Only one stood out of the pack: George Allen, former Virginia governor
and senator. Allen had all the minimum requirements. He was an
across-the-board conservative. He was also young, articulate and had
twice won statewide elections in a state that is becoming increasingly
difficult for Republicans to compete in. He knew what federalism meant,
believed in it and talked about it.
Allen wasn’t perfect, of course. But he was the only solid choice in
what should been a field of five Allens for conservatives to choose
from. And he was someone that all Republicans could unite behind in the
general election. Unfortunately, even that one glimmer of hope would
soon be incinerated. In November 2006, Allen lost an excruciatingly
close Senate election to Jim Webb, partly due to the now famous “macaca”
moment. Allen was supposed to get re-elected by a comfortable margin.
Thus, his presidential prospects went out the window along with his
Senate seat.
For weeks and months, there was an enormous, blatant gap in the
Republican field that needed to be filled. Those who rightfully expected
a series of reliable conservatives to compete for their votes were now
clamoring for merely one. Newt Gingrich perhaps? Jeb Bush? Anyone out
there?
Then came the phone call I was waiting for. One of my good friends, a
politico, beat me to the news from early sources: Fred Thompson, recent
senator from Tennessee, might go for the nomination. My friend, a
conservative who had withheld his support for Republicans in November
2006 as a punishment for their big government ways, had already vetted
Thompson. “Maybe it’s too early to get excited,” he said, “but if
Thompson turns out to be what we hope he will be, there might finally be
something going for us.”
And until this month, it looked as if something might finally go right
for conservatives. They weren’t merely getting a conservative in
Thompson, they were getting someone who is willing to pander neither to
the voters nor to the media.
Every major position Thompson adopted had arisen from basic,
overarching, consistent principles: Small government. Federalism. State
rights. Individual rights derived from God, and not from government. The
idea is, if you independently attempted to reach a position on any major
issue based on these principles, you would likely end up where Fred
Thompson was.
And that’s what Thompson’s appeal was all about. His positions did not
depend on the time of the year or on the state he was in. It was never
about putting Fred Thompson, the former Senator, the actor, the lawyer,
the man, in the Oval Office. It was about putting basic conservative
principles in the Oval Office, with Thompson as a mere agent. And the
best part is that he wholeheartedly accepted that objective.

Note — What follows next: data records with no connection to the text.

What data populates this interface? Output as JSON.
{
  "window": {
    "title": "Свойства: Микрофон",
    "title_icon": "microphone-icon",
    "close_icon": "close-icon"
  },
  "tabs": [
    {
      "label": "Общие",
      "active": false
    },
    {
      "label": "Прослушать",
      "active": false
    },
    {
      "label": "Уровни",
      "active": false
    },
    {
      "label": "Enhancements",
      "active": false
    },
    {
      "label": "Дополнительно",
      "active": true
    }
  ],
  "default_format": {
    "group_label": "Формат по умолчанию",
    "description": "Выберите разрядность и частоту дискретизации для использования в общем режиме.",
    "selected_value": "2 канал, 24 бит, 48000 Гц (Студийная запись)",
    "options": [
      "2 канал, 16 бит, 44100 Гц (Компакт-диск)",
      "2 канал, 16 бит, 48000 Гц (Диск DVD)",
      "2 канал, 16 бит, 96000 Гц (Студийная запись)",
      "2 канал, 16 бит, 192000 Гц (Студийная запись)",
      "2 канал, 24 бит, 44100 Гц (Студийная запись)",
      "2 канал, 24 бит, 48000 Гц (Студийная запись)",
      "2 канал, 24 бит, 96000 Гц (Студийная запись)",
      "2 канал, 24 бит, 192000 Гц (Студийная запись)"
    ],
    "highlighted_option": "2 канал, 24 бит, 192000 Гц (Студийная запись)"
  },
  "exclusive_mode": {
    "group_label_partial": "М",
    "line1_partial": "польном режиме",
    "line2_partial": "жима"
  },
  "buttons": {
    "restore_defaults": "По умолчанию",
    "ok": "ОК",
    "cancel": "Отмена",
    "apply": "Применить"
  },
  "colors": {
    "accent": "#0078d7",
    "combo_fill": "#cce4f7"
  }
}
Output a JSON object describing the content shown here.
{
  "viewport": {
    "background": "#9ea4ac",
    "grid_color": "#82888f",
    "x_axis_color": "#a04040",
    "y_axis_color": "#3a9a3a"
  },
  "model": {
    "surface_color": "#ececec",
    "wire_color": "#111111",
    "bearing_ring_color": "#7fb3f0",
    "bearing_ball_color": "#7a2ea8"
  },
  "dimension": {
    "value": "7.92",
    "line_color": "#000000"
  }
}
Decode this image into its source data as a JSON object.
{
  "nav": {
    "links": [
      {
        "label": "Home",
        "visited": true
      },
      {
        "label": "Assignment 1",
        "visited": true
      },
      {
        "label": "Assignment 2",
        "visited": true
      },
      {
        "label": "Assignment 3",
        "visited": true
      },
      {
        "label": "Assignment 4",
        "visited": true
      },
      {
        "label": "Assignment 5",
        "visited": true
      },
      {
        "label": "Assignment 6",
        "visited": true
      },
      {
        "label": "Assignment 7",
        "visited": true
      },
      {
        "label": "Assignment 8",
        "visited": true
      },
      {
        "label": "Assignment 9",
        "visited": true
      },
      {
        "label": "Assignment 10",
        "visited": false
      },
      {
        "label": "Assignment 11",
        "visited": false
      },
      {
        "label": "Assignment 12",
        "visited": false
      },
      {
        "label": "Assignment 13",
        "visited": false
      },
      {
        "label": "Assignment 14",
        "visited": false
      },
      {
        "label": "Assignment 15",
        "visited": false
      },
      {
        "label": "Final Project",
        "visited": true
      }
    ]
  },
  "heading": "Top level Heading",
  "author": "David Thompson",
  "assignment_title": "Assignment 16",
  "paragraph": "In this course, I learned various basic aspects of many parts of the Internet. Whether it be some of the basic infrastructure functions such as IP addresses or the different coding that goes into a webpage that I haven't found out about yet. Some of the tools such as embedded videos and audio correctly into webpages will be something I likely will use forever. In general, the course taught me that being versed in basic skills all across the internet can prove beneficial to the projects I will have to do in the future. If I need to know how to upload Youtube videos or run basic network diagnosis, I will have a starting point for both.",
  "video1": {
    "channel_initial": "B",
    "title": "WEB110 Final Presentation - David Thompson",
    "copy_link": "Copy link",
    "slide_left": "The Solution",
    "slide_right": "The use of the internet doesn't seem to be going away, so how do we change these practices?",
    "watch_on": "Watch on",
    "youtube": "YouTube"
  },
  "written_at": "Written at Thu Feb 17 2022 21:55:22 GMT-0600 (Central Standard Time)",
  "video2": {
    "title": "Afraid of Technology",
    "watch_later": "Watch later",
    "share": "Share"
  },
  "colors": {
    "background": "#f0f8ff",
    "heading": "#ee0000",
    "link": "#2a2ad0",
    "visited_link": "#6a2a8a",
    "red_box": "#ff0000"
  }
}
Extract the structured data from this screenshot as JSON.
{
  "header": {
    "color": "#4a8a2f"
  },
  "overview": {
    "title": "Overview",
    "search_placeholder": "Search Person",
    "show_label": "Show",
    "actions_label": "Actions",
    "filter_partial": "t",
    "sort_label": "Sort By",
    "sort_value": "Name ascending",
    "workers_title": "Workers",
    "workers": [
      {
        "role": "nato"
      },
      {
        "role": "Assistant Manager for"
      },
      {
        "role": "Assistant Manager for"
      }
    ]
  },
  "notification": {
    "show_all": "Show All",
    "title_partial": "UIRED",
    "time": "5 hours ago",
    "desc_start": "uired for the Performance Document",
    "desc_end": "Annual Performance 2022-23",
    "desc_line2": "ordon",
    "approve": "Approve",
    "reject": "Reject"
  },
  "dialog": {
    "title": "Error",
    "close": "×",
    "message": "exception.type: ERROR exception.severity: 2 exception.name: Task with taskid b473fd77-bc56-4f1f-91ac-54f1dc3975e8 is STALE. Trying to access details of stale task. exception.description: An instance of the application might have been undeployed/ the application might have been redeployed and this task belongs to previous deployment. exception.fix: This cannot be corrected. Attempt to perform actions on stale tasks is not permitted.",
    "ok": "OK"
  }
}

That is why he didn’t decide to run until he saw the gaping hole in the
field that needed to be filled. That is why he wasn’t willing to pander
in order to score votes. That is why, instead of relying on sound bites
and jokes to win the nomination, he settled instead for unentertaining,
serious responses to what were supposed to be serious questions. That is
why he put out detailed policy proposals when the others were speaking
in tired general terms. And that is why he announced his candidacy in a
14-minute video, and made a plea to Iowa voters in a 17-minute video,
both of which outlined highly intellectual rationales for his
consistency and his positions.
Thompson was either going to get elected with his conservative
principles intact, or he wasn’t going to get elected at all.
Now we are back to square one. Populism, artificiality, money,
one-liners and common-denominator intellectualism have won the day. So
have early state voters who believe that no person can make a good
president unless he acknowledges their inalienable right to be
exhaustively campaigned at for months and years.
But conservatism lost along with Fred Thompson, and America along with
conservatism. Of course, Republicans had the right to choose whomever
they wanted. But one thing they can no longer do is ask for a president
who will be reliably conservative, and who will be so not because he
promised it, but because he is genuinely guided by his principles. They
had their chance, and they squandered it.